Alexandria Ocasio-Cortez, a fiery first-term New Yorker in the new House Democratic majority, seized headlines by suggesting a 70 percent top rate on the highest incomes. But the party’s presidential candidates have different ideas.
To finance his spending plans, Sen. Bernie Sanders of Vermont has proposed raising the top personal and capital gains rates to 54 percent – a much higher increase in the latter. He would lift the top estate tax rate to 65 percent.
When Sen. Kamala Harris of California called for big federal investments in teacher salaries this week, she identified higher estate taxes as her financing source. When Sen. Elizabeth Warren of Massachusetts proposed expanded affordable housing and universal child care, she tapped estate taxes and a new “Ultra-Millionaire Tax.”
By levying 2 percent each year on assets of families worth more than $50 million, and another 1 percent for those worth more than $1 billion, Warren would tax capital gains as they occur without waiting for assets to be sold, as current law does. By preserving the existing capital gains tax, she would tax gains both ways.
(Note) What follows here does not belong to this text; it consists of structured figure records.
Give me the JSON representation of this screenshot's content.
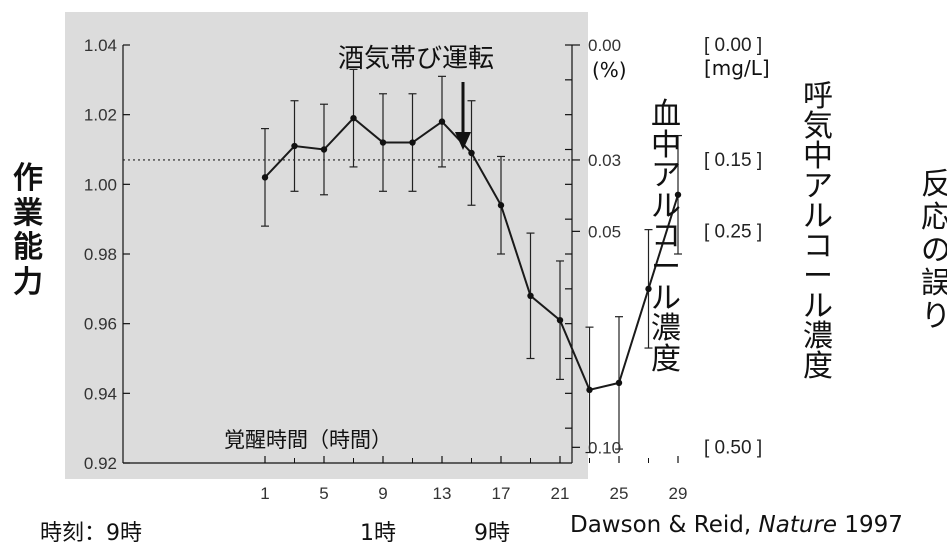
{
  "chart_data": {
    "type": "line",
    "annotation": "酒気帯び運転",
    "xlabel": "覚醒時間（時間）",
    "ylabel": "作業能力",
    "right_ylabel_blood": "血中アルコール濃度",
    "right_ylabel_breath": "呼気中アルコール濃度",
    "x_ticks": [
      "1",
      "5",
      "9",
      "13",
      "17",
      "21",
      "25",
      "29"
    ],
    "y_ticks": [
      "1.04",
      "1.02",
      "1.00",
      "0.98",
      "0.96",
      "0.94",
      "0.92"
    ],
    "ylim": [
      0.92,
      1.04
    ],
    "xlim": [
      0,
      30
    ],
    "blood_ticks": [
      {
        "label": "0.00",
        "level": 1.04
      },
      {
        "label": "0.03",
        "level": 1.007
      },
      {
        "label": "0.05",
        "level": 0.9865
      },
      {
        "label": "0.10",
        "level": 0.9245
      }
    ],
    "blood_unit": "(%)",
    "breath_unit": "[mg/L]",
    "breath_ticks": [
      {
        "label": "[ 0.00 ]",
        "level": 1.04
      },
      {
        "label": "[ 0.15 ]",
        "level": 1.007
      },
      {
        "label": "[ 0.25 ]",
        "level": 0.9865
      },
      {
        "label": "[ 0.50 ]",
        "level": 0.9245
      }
    ],
    "threshold_level": 1.007,
    "series": [
      {
        "x": [
          1,
          3,
          5,
          7,
          9,
          11,
          13,
          15,
          17,
          19,
          21,
          23,
          25,
          27,
          29
        ],
        "y": [
          1.002,
          1.011,
          1.01,
          1.019,
          1.012,
          1.012,
          1.018,
          1.009,
          0.994,
          0.968,
          0.961,
          0.941,
          0.943,
          0.97,
          0.997
        ],
        "error": [
          0.014,
          0.013,
          0.013,
          0.014,
          0.014,
          0.014,
          0.013,
          0.015,
          0.014,
          0.018,
          0.017,
          0.018,
          0.019,
          0.017,
          0.017
        ]
      }
    ],
    "grid": false
  },
  "bottom": {
    "time_label": "時刻：9時",
    "time_1": "1時",
    "time_9": "9時",
    "citation_authors": "Dawson & Reid, ",
    "citation_journal": "Nature",
    "citation_year": " 1997"
  },
  "edge_text": "反応の誤り",
  "colors": {
    "plot_bg": "#dcdcdc",
    "line": "#1a1a1a",
    "text": "#111111"
  }
}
Delaney considers her “wealth tax” vulnerable to constitutional challenge as confiscation of property. His plan to equalize income and capital-gains rates – with exceptions such as investments in economically distressed “opportunity zones” – faces a different sort of opposition.
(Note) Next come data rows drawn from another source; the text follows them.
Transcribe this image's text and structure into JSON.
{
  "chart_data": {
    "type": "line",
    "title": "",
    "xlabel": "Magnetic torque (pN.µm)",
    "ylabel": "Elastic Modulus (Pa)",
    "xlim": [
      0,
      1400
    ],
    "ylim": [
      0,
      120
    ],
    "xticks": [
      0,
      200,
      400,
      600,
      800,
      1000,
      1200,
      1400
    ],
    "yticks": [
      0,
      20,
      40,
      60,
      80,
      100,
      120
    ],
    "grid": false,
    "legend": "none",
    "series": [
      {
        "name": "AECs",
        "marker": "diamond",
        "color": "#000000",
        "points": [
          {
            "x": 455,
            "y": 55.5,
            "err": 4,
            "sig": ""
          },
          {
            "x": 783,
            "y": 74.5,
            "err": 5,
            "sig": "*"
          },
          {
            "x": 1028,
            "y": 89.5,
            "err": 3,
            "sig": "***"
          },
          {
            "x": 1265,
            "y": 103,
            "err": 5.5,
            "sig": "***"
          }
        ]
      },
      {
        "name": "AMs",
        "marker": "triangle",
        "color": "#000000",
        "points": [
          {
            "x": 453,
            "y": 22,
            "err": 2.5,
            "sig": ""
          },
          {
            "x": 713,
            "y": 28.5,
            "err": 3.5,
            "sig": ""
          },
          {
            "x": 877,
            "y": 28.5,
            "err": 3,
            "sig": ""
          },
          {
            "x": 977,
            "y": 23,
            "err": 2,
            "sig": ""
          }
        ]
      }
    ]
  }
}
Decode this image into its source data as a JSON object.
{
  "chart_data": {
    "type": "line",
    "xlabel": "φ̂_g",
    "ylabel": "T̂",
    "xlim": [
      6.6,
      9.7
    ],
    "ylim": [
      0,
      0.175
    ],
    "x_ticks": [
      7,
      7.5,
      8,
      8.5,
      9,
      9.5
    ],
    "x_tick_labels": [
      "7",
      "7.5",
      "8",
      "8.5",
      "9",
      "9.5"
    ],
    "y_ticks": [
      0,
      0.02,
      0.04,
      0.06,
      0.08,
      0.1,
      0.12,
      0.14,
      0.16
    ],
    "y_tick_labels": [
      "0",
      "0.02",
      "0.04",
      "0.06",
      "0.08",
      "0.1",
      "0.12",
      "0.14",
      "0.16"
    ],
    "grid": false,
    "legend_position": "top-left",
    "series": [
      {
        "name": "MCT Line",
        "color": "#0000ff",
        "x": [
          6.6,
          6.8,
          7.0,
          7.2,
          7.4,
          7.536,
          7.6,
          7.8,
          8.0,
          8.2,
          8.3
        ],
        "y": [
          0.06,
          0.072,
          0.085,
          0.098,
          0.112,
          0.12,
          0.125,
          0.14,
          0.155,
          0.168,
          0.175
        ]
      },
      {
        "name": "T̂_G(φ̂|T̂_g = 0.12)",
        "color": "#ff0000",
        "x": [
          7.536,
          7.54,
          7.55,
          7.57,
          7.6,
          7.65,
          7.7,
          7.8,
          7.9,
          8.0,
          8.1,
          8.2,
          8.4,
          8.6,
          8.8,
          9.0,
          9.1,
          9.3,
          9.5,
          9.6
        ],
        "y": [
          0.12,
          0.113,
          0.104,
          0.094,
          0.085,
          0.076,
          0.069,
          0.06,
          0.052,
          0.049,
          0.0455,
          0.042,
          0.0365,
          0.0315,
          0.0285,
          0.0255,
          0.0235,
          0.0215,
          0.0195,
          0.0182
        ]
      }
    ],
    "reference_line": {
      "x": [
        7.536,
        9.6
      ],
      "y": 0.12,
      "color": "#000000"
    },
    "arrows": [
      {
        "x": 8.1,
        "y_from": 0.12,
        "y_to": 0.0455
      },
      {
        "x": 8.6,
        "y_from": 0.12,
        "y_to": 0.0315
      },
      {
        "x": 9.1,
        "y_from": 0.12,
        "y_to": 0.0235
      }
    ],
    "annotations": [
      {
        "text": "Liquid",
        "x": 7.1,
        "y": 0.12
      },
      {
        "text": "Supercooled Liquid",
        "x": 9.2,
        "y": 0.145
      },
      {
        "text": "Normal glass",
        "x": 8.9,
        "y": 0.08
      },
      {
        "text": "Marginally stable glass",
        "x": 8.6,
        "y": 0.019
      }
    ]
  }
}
Some Democratic economists equalization would increase the “lock-in” effects that deter asset sales. Fewer assets sold means fewer realized profits to tax.
“Pushing the rate up past 30 percent is estimated to cost the government revenue, so what is the point?” asked Larry Summers, a top advisor to Presidents Bill Clinton and Barack Obama. Another former Obama economist, Betsey Stevenson, suggests eliminating the “step-up” basis for inherited assets that now allows vast amounts of capital gains to escape taxation permanently.
There’s also intra-party political disagreement. Clinton’s 2016 pollster Joel Benenson still prefers income tax hikes on the wealthiest Americans as “easiest to understand because everyone pays income tax.”
Yet his veteran counterpart Stan Greenberg notes that ordinary families pay their own wealth levies through local property taxes. Greenberg envisions a simple, potent question for voters: “Why is profit taxed less than earned income?”